The Dark is Rising, Susan Cooper



Like all sane people, I’m joining in with Robert McFarlane’s Twitter read along of The Dark is Rising (#TheDarkisReading). It’s one of my standard Christmas reads anyway, but it’s certainly made more special to be part of a far flung group who are sharing their reactions either to this latest re-read, or to their first experience. I’ve read all five books in the sequence so many times that it’s hard to take a step back and look at the Dark is Rising as it unfolds as a stand alone. But my plan is to read the chapters roughly in time with how the action unfolds, and to write a bit about each chapter as I get to it.

20 December 2017

The novel begins on Midwinter’s Eve, the day before Will Stanton’s eleventh birthday. From the start, it establishes both a sound sense of place and of fear. Will is the youngest in a large family and the reader is quickly slotted in to the established noisy bustle of family life. The sense of strangeness that comes to possess Will is all the more disquieting for being immediately at odds with that everyday domesticity, and Cooper builds the tension beautifully. She does it in small ways: the radio crackling, the rabbits being afraid of Will, Farmer Dawson suddenly not being quite the same as Will has known him all his life. He knows something is wrong, and building, but not why.

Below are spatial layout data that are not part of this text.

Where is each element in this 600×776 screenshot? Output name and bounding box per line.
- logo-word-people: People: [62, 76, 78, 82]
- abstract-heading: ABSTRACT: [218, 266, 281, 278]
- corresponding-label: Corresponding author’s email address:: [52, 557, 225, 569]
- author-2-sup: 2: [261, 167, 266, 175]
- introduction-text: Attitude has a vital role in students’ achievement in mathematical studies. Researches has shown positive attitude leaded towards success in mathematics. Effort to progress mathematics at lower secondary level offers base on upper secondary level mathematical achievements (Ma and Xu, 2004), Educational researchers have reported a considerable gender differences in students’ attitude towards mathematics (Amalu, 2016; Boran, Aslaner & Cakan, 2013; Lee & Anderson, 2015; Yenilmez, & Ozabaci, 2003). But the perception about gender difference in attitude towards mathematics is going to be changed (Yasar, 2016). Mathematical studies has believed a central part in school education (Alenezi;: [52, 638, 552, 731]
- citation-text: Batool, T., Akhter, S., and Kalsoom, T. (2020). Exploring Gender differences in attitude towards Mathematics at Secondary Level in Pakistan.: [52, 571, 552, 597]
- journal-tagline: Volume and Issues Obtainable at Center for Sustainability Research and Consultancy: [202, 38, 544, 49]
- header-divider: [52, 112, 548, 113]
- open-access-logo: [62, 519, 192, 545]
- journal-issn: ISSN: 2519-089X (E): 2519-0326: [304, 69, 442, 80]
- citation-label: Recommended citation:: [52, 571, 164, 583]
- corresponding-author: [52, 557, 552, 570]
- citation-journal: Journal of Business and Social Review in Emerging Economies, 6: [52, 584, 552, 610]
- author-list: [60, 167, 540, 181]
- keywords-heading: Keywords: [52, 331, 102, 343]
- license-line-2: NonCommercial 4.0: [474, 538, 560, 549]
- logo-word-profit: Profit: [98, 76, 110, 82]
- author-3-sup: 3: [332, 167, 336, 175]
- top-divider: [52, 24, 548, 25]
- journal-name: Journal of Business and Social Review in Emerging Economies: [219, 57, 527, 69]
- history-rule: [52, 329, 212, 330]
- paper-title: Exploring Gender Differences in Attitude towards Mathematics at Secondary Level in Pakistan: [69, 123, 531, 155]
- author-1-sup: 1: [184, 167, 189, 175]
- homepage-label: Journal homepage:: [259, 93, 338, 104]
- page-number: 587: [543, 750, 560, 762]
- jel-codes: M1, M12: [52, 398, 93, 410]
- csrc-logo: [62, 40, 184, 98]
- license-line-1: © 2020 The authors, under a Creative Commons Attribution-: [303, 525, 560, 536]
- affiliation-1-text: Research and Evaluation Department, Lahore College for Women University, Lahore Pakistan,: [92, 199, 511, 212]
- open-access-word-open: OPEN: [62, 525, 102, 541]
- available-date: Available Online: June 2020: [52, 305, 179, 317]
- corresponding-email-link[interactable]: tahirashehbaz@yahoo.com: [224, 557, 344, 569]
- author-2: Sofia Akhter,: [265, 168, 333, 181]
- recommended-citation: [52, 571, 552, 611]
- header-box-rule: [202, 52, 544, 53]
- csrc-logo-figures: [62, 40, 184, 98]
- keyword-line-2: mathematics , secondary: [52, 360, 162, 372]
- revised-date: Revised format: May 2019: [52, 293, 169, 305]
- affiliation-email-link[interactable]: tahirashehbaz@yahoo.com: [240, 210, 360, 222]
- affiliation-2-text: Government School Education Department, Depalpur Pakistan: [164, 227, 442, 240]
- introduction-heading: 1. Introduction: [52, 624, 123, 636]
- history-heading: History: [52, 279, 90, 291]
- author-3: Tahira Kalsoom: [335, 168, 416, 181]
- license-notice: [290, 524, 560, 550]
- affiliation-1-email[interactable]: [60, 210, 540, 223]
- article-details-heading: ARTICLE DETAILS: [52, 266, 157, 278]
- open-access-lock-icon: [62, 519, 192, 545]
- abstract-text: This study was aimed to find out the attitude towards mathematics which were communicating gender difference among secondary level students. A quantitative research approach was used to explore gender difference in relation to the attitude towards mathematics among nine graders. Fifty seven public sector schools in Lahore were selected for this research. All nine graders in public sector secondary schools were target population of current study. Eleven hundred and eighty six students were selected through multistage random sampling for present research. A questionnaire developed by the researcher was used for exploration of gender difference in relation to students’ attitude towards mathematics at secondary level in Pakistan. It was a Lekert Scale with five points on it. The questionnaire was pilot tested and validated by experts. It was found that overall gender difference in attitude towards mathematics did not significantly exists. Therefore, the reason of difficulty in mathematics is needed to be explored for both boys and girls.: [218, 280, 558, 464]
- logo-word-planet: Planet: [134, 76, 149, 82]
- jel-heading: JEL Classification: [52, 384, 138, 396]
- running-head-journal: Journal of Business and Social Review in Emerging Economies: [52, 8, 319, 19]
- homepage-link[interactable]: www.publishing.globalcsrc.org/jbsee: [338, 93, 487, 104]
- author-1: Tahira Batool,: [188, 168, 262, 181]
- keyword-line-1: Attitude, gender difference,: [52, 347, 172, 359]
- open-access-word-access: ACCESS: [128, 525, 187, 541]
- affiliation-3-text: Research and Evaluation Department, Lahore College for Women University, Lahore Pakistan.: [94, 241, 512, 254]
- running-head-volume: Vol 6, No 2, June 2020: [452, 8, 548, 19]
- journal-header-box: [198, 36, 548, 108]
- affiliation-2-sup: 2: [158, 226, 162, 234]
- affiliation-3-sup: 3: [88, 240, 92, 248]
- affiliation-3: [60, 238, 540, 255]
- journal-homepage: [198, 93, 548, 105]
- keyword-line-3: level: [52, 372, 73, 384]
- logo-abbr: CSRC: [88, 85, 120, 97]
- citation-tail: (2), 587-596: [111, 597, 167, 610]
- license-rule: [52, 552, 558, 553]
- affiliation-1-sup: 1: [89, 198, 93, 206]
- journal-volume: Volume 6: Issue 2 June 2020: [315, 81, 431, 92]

The culmination of that first night, when the rooks join with the snow and break the skylight window in Will’s bedroom, is really scary. Will doesn’t know that it’s the Dark trying to terrify and isolate him; and the Dark doesn’t understand that Will’s family will look after him, so he’s not isolated. That scene is pivotal, because it’s the Dark’s one real chance to frighten Will enough to turn him from the path ahead of him. It fails, and sets the scene for future failures because those of the Light are never alone and unsupported, in a way that those of the Dark simply don’t understand.